In corporate news, Citigroup Inc. announced Monday it will take an after-tax charge of $4.95 billion, or 95 cents a share, in its fiscal second quarter, due in part to a $2.65 billion pretax class-action settlement with holders of WorldCom securities.
And a multi-billion dollar banking merger could provide some distraction to investors. Atlanta-based SunTrust Banks Inc. (STI: Research, Estimates) announced that it has agreed to buy Memphis, Tenn.-based National Commerce Financial Corp. (FITB: Research, Estimates) in a nearly $7 billion cash-and-stock deal.
The deal, the second major U.S. bank merger announced in the past week, would create a top 10 U.S. bank with $148 billion in assets.

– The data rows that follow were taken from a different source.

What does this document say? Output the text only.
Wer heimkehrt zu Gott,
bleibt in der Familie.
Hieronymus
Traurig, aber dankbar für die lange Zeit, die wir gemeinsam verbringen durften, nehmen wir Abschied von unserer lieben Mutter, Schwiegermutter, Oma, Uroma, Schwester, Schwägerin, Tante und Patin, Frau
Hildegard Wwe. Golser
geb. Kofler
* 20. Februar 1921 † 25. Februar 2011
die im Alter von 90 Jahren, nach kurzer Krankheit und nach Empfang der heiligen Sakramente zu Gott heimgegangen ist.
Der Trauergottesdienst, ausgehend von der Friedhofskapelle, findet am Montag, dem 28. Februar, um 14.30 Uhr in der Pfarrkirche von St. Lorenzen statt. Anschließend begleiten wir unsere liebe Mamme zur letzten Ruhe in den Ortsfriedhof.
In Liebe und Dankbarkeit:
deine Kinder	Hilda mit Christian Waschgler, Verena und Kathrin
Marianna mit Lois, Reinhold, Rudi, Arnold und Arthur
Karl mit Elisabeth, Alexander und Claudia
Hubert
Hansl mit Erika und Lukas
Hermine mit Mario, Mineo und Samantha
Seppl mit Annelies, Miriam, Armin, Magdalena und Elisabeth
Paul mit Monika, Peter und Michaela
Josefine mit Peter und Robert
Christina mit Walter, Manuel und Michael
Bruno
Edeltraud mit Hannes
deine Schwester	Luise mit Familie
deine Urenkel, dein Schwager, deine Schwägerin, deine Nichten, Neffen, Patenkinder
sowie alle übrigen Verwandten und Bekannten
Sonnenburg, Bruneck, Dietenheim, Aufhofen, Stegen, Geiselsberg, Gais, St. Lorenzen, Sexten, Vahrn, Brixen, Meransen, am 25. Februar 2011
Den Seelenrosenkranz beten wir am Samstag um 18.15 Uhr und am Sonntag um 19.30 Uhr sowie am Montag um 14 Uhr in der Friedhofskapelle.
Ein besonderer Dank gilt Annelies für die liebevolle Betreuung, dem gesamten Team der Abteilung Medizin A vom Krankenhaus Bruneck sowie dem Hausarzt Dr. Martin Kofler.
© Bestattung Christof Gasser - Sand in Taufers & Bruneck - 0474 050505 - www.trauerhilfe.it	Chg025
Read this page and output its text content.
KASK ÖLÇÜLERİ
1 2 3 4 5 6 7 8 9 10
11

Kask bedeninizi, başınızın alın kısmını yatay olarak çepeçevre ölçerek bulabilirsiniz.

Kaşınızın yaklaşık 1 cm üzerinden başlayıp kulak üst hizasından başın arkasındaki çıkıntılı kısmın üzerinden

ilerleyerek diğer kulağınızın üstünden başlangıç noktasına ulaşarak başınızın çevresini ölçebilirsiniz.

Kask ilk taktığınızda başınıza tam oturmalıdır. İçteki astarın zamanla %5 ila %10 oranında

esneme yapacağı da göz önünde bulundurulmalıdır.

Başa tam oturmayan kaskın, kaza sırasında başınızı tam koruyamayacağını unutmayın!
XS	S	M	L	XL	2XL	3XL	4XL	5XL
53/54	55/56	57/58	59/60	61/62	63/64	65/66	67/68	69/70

The Dow Jones industrial average and Nasdaq composite index ended the week with losses; the Dow was down 1 percent for the week after a 124-point loss Friday, while the Nasdaq fell 0.1 percent following an almost 20-point drubbing (see chart for details).
Treasury prices slipped in early trading, sending the 10-year note yield up to 4.78 percent from 4.77 percent late Friday.
Brent crude oil futures dropped $1.10 to $35.53 a barrel in London after Saudi Arabia's oil minister suggested that OPEC needs to raise its output ceiling to ease industrial nations' concern about high oil prices. Gold was lower.
As the earnings period winds down, a few names investors will still be keeping an eye on are reports from tech heavyweight Cisco Systems (CSCO: Research, Estimates) on Tuesday, entertainment conglomerate Walt Disney (DIS: Research, Estimates) on Wednesday, computer maker Dell Inc. (DELL: Research, Estimates) and No. 1 retailer Wal-Mart (WMT: Research, Estimates) both on Thursday.